Tarub and Willa showed no such concerns. Azeem said their happiness to serve came from being taken as children, that they knew no other life. He too, had once been a slave, and he thought it the way of things. For centuries slaves had kept the empire running and few who lived in it could imagine it any other way. Yet something in her said they must start to do just that.
Tarub broke into her thoughts and pointed out the window, up into the sky. ‘Smoke, Your Majesty!’ Dark plumes rose in the distance, drifting on the air. This had become the sign of unrest in the city as Mogyrk saboteurs took flame to guard posts and temples. Usually it stayed inside the Maze, but this smoke came very near, its ash drifting over the walls of the palace compound.
‘That is the Festival of Meksha,’ said Willa, always the sensible one. ‘What you see are the smoke and ashes from the offerings, Your Majesty.’
‘Oh.’ Mesema had not been to a festival since she left the grass, but the celebration of a volcano-goddess did not appeal. One last glance out of the window, then she turned to her task, pulling five marble pieces from her belt, the kind used by soldiers to mark enemies on the field. One she placed over Beyon’s tomb, once fallen to dust, and then repaired by Sarmin; this represented one of the blood-works Helmar Pattern Master had made to anchor his great spell. He had tricked Beyon into taking his own life and then used his blood to power the symbols hidden there.

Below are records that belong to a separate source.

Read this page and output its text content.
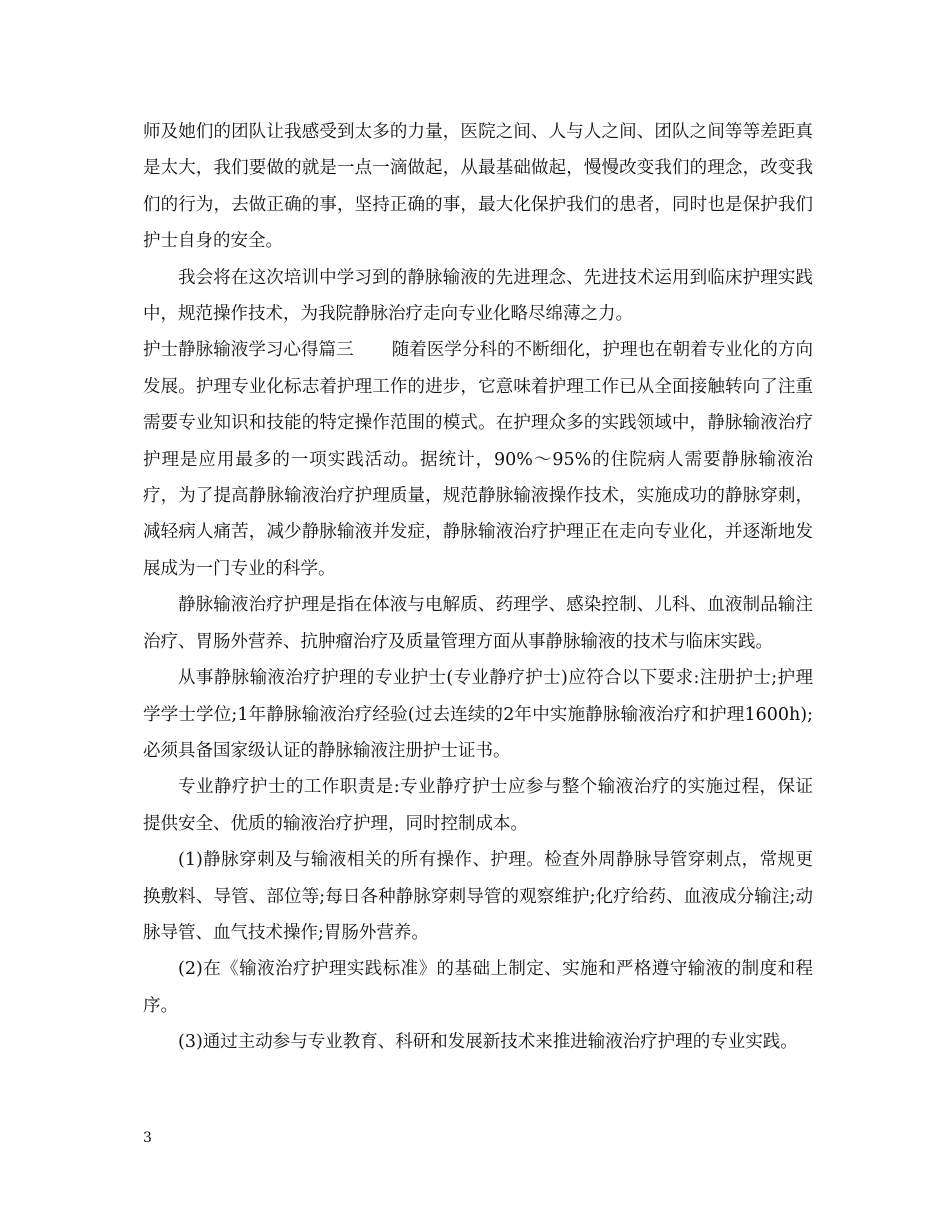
师及她们的团队让我感受到太多的力量，医院之间、人与人之间、团队之间等等差距真是太大，我们要做的就是一点一滴做起，从最基础做起，慢慢改变我们的理念，改变我们的行为，去做正确的事，坚持正确的事，最大化保护我们的患者，同时也是保护我们护士自身的安全。

我会将在这次培训中学习到的静脉输液的先进理念、先进技术运用到临床护理实践中，规范操作技术，为我院静脉治疗走向专业化略尽绵薄之力。

护士静脉输液学习心得篇三 随着医学分科的不断细化，护理也在朝着专业化的方向发展。护理专业化标志着护理工作的进步，它意味着护理工作已从全面接触转向了注重需要专业知识和技能的特定操作范围的模式。在护理众多的实践领域中，静脉输液治疗护理是应用最多的一项实践活动。据统计，90%～95%的住院病人需要静脉输液治疗，为了提高静脉输液治疗护理质量，规范静脉输液操作技术，实施成功的静脉穿刺，减轻病人痛苦，减少静脉输液并发症，静脉输液治疗护理正在走向专业化，并逐渐地发展成为一门专业的科学。

静脉输液治疗护理是指在体液与电解质、药理学、感染控制、儿科、血液制品输注治疗、胃肠外营养、抗肿瘤治疗及质量管理方面从事静脉输液的技术与临床实践。

从事静脉输液治疗护理的专业护士(专业静疗护士)应符合以下要求:注册护士;护理学学士学位;1年静脉输液治疗经验(过去连续的2年中实施静脉输液治疗和护理1600h);必须具备国家级认证的静脉输液注册护士证书。

专业静疗护士的工作职责是:专业静疗护士应参与整个输液治疗的实施过程，保证提供安全、优质的输液治疗护理，同时控制成本。

(1)静脉穿刺及与输液相关的所有操作、护理。检查外周静脉导管穿刺点，常规更换敷料、导管、部位等;每日各种静脉穿刺导管的观察维护;化疗给药、血液成分输注;动脉导管、血气技术操作;胃肠外营养。

(2)在《输液治疗护理实践标准》的基础上制定、实施和严格遵守输液的制度和程序。

(3)通过主动参与专业教育、科研和发展新技术来推进输液治疗护理的专业实践。

3
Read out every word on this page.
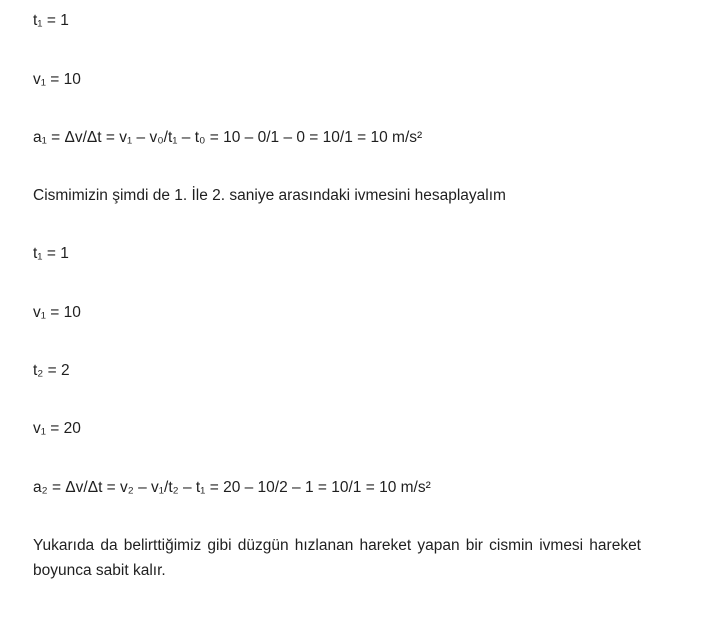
t₁ = 1
v₁ = 10
a₁ = Δv/Δt = v₁ – v₀/t₁ – t₀ = 10 – 0/1 – 0 = 10/1 = 10 m/s²
Cismimizin şimdi de 1. İle 2. saniye arasındaki ivmesini hesaplayalım
t₁ = 1
v₁ = 10
t₂ = 2
v₁ = 20
a₂ = Δv/Δt = v₂ – v₁/t₂ – t₁ = 20 – 10/2 – 1 = 10/1 = 10 m/s²
Yukarıda da belirttiğimiz gibi düzgün hızlanan hareket yapan bir cismin ivmesi hareket boyunca sabit kalır.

She pushed the memory away and put a second piece along the river to the north, at the town of Migido, where Helmar had murdered the inhabitants and set their bodies into his design. Both the tomb and Migido had turned into great wounds, tainted by the death of the Mogyrk god and leaching colour and life from all they touched. Sarmin had healed the tomb, but still the emptiness in Migido crept ever south and east, towards Nooria and the river the Cerani called the Blessing.
The refugees from Migido had a name for it, borrowed from the nomads: the Great Storm.
Mesema took a deep breath. They had some time; the Storm in all its forms still remained distant. She placed a third marker to the northwest. The desert headman Notheen had spoken of a void in the reaches of the desert. That could be where Helmar’s church had been – the church she had seen when first she came here, where she had learned a path through the pattern. Later Grada had killed the true body of the Pattern Master there.
She clicked the last two markers together in her palm. Five: that was always the number of Helmar’s pattern; always groups of five carried out the Pattern Master’s deeds. Five wounds: one healed and four remaining; four mouths to open and release the Storm, and nothing to stop them. In the eastern desert she placed a marker. This was where the Mogyrk god had died, and the scar he had left was larger than any wound made by Helmar. The eastern desert lay harsh and barren between Nooria and its farthest province; those who wished to travel in between sailed from the south rather than braving the sands. The eastern gate, called the Dawn Gate, but more widely known as the Dry Gate, had fallen into disuse and was now sealed.
She had placed four markers so far. The last she held in her palm, a mystery.
Sarmin said the pattern-skill had left him, that when he looked at a thing, the thing was all he saw – not the designs that made it what it was. ‘The pattern is a lie that is also true,’ he had said. Mesema felt she was just on the edge of understanding it. She had told many lies that felt true, such as framing a thought that was just beyond her, or telling a story the way she wished it had truly happened. The story she told herself today was that the Great Storm could be stopped with figures and a map.
‘Your Majesty,’ said Tarub, her eyes cast humbly aside, ‘perhaps Pelar is hungry.’
‘He is sleeping.’ If she entered the room her son would know it and never rest until she held him in her arms. She smiled to think of his stubborn nature. He took after Beyon and her father both. Best to leave him in peace. Mesema traced the River Blessing on the map. It began in the mountains, ran past the fields that provided them with fruit and grain and down into the city of Nooria. She frowned, tracing the distance from the caravanserai of Migido to the river. The void had turned Beyon’s tomb to dust; what might it do to Nooria’s precious water?
‘Perhaps the Empire Mother seeks you for a game of Tiles, Majesty,’ said Willa.
Mesema doubted it. Nessaket’s injury had left her in great pain, and bouts of dizziness kept her bedridden much of the time. When she was able to visit Mesema, she carried her grief for Daveed along with her, bringing the shadow of his loss to all corners. Mesema would have done anything to fix the Empire Mother’s pain, but she was powerless as anyone when it came to that. The royal guards and assassins still searched for Austere Adam and his followers, hoping Daveed was in their care, but in truth the babe could be as far away as Yrkmir. Sarmin spoke little of it, but she saw in the shadows of his eyes that it pained him too.